Violator, 1990's album, pinnacle, statement for me, by a long shot. The big pop albums of the year were MC Hammer and Vanilla Ice, but right behind them was this. Wonderful, really, that the three big albums were so defiantly not rock. But whereas Hammer and Ice slotted into something in its own particular way, Depeche were finding themselves at a particular pinnacle where nobody else was. The early synth eighties were long lost and the participants were either blanded-out morons or future influences waiting to happen on further bands. Depeche offered up at once huge and utterly close and personal statements of romantic turmoil like "Sweetest Perfection," at once Gore's almost sing-songy confession and a massive pound and electronic tapestry, and not only did the world buy it, the world ran riot.
Literally. A signing session for Violator in LA turned into a full scale riot, there were just too many people there. Headlines on the local news, noteriety. Everyone who pretends they were always listening to NWA back then was actually probably here. Then a few months later they played Dodger Stadium over two separate nights, plus another local arena show. Somewhere over 100,000 people, Springsteen-like levels for a band which all the Springsteen-loving bastards in the rock crit establishment kept calling a synth-pop flash in the pan. Oh, how sweet it was to foist it back in their faces. Vengeance was ours. No bar-band anthems here. World-conquering anthems? Oh yes. Oh yes yes yes.
"Personal Jesus" was so compelling that when it started getting airplay the previous fall, I think KROQ melted down from all the requests. I know I sure did from all the listens. A stiff, bizarre breakbeat created from stomping on travel cabinets, a bluesy guitar line intentionally sequenced and looped, bass stabs just so, Gahan reverberating down with something that played up the ultra-messianic tendencies of any huge band as much as it elaborated boy-meets-girl into salvation. What turned out to be even more astounding was the way how on the album this was followed by "Halo," perhaps even more danceable on the one hand and even more commandingly orchestral, theatrical, world-destroying on the other, huge string arrangement playing around as Gahan crucified himself and the unspoken beloved on Gore's crown of lyrical thorns. Goth never got quite so perfectly, simply big.

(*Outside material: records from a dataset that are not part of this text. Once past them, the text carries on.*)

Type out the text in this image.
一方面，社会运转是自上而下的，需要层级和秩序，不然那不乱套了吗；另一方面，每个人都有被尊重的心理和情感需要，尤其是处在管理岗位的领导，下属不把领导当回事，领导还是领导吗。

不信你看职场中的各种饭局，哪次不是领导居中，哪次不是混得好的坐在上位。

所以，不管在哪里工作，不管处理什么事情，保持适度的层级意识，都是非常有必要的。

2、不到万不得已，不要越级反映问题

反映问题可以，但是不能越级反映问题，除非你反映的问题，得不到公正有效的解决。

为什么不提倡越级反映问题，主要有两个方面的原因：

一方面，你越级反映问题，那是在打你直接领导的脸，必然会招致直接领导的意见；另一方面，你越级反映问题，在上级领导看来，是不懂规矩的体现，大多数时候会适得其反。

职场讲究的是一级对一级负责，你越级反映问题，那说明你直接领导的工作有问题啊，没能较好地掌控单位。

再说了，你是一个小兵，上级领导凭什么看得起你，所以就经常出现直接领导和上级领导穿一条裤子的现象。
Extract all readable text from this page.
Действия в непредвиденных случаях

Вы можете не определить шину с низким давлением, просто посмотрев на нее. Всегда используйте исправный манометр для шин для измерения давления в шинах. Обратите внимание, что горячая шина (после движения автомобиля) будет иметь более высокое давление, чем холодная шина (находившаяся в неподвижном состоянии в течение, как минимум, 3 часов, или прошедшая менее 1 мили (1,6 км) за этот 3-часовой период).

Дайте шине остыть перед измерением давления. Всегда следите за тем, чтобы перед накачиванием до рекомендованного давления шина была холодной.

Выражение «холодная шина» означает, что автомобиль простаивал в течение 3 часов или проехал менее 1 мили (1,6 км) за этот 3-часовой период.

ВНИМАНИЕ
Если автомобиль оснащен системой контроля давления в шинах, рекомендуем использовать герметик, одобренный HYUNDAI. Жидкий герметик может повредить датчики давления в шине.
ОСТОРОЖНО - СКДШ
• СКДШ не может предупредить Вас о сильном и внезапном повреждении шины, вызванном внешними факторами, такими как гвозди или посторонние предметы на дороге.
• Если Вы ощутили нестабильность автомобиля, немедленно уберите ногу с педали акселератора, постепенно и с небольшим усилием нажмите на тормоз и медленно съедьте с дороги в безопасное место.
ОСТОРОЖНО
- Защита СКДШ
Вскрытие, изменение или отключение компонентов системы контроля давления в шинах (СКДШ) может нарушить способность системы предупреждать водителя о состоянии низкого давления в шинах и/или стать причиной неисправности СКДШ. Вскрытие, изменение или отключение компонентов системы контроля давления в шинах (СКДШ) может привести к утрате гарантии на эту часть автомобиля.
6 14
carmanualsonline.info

"Waiting For the Night" rides in on gentle keyboard tones, the slightest of shadings, an odd little centerpiece for the album, a pretty sparkle in the middle, strange rumblings beneath, pure dark beauty that shines. Then "Enjoy the Silence" starts. Need I say more? On a whole album of turning romantic feelings into one apocalypse after another, something that outdoes Armageddon at its own game. Gore originally wrote it as a simple ballad, then Wilder and Flood said, "Wait, what if…?" See, this is why Alan Wilder is the unheralded arranger of his time. I doubt anybody else could even have come slightly close to what he did with this.
"Policy of Truth" revisits a slow Motown beat just enough in ways that apparently all the purists never thought of (and still don't, if the Make-Up are any indication…garg), and the way that the guitar added at the end just turns into its own epochal roar without trying is all the more part of the fun. "Blue Dress" lets Gore indulge in some fetishes, but then "Clean" wraps it all up on the most dour note imaginable, everything stretched to various breaking points, Gahan brooding over a creeping pulse, percussion noises firing off as need be, distorted synths playing up against crackly spoken word bits, perhaps their blackest of black celebrations.
A key moment? How about the untitled piece after "Enjoy" where synth and strange guitar noises combine in odd, alien ways, and then a distorted voice says halfway through, "Crucified." Depeche set out to create the most invigorating declaration of personal obsession ever and did it in their own way. Simply, wonderfully, purely astounding.